Lost: Connections is an interactive exploration of the characters and storylines of the television show Lost. It will provide a new, spatial way to experience the relationships and narrative of the show by mapping the many connections between the characters and allowing the audience to interact with them in a non-linear way. Through both a two-dimensional and three-dimensional cartography of the island, new sensations and a deeper understanding of the show’s complex story arc and characters can be revealed. A map of the character’s connections will be presented in a two dimensional plane; moving and interacting with the map will reveal the scenes in a three-dimensional environment that is projected in front of the audience.
narrative. map. drama. story. depth. labyrinth. entertainment.
The general scope is an audience’s engagement with a piece of entertainment, and the usually invisible elements that make that work interesting in the first place. By allowing the audience to interact with the story elements themselves (as opposed to, a specific character used as a protagonist as a video game), the appreciation for the structure of the story will be enhanced, as well as the audience’s investment in that structure.
In this case we are looking specifically at the many connections between the characters. For Lost, I have broken these down into the following types:
- coincidental connections: perhaps the most compelling element of this particular show. The many surprising and all-too-perfect ties that we see during flashbacks and personal revelations lead us to appreciate both the other-worldly nature of the island, as well as the skill with which the writers have constructed this world.
- flirtations: the tantalizing and enthralling almost-but-not-quite romantic relationships between some of the characters on the island
- romantic: flirtations that have been physicalized, either on or off the island.
- related: characters who are related, by blood or marriage.
- friendship: natural bonds that have developed between the characters based on their personalities.

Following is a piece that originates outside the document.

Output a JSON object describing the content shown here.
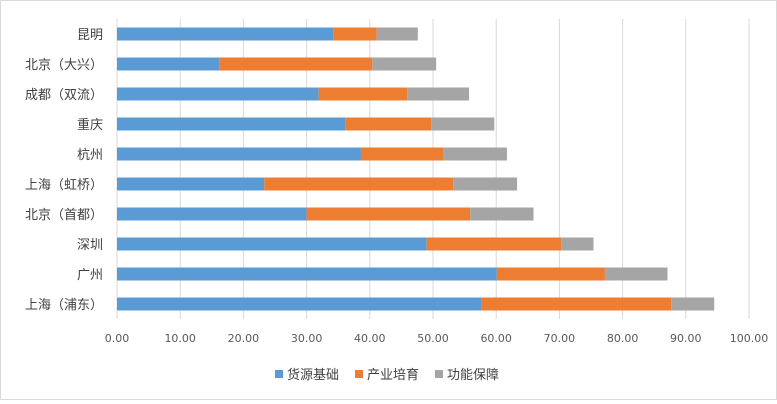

- trial-by-island: the traumas and obstacles that are surmounted by the characters as they fight for survival on the island, which sometimes (but not always) bring them much closer together.
The audience chooses which of these types of connections to interact with, and then gets to re-experience (through audio-visual cues in a three-dimensional space) how they have been manifested through the course of the show.
2- How to introduce your project to someone who does not know about it?
The intent is to provide a viewer with at least 5 or 10 minute journey through these connections and have a chance to experience some of the same satisfaction (and frustration) that occurs when watching the show over the course of the season.
Fans of the show are the obvious audience, but also anyone who is looking for a non-traditional way to experience popular entertainment.
A viewer would start by looking at a small screen which would be an overhead view of the island and the different characters on the island; a large projection in front of this small screen would suggest in 3D a location on the island. Choosing a type of connection and then a character would reveal a path on the smaller screen; selecting points along that path would cause the camera in the 3D environment to move, revealing audio and/or video that show that particular connection.
Compared to Similar Projects
There are plenty of interactive ‘games’ that attempt to recreate parts of a games storyline; often they are linear and are forced to invent their own structure and version of events to justify the game. Or they fail to capture the things that make the show interesting in the first place. Even the official’s website has a Lost “Survival Game” for instance, which revolves around the user navigating the island while avoiding being attacked by wild boar. People don’t watch lost for wild boar, and while survival is an important part of the show, I would argue that the connections that the characters make are a bigger part of their survival than any particular skills they possess.
As far as establishing these connections through audio and video, I have the entire first season and all the episodes of the second season to extract cues from. There are also dozens of websites devoted to the show, and which detail many of the types of connections and plot elements that I’m interested in.
As for the creation of the project itself, I imagine a lot of this could be done with flash. I have done an initial mockup of the 2D portion of the environment, and while my actionscript chops are not that great, I could probably get it all to work.
I don’t anticipate much hardware difficulty; really an lcd monitor and a projector with screen, which ITP has several. It might be nice to allow the navigation on the 2D map to take place without a mouse, which would need some sort of touch screen probably, but it’s not an absolute necessity.
The 3D environment is just a dream I have, and one that I don’t really have the skills to generate at this point. I’d love to involve someone with 3D experience to help create this environment, and to help make it interact with the 2D space. If that doesn’t work, then I could always pare down the concept by faking it with looped audio and video in a browser window or quicktime movie that would change when the 2D flash map called for it.
I also think to make the engagement truly rich, I might need some help with the actionscript/flash side of things, to provide a little more intelligence and automation to creating these connections (i.e., assigning properties to different characters and having the connections generated programatically based on these properties.) I understand how to do this conceptually but might need help in implementing it.
How to get those resources?
Ask the class for the 3D wizards, after-effects gurus and flash-mavens (paging David Bamford!) to join in this endeavor.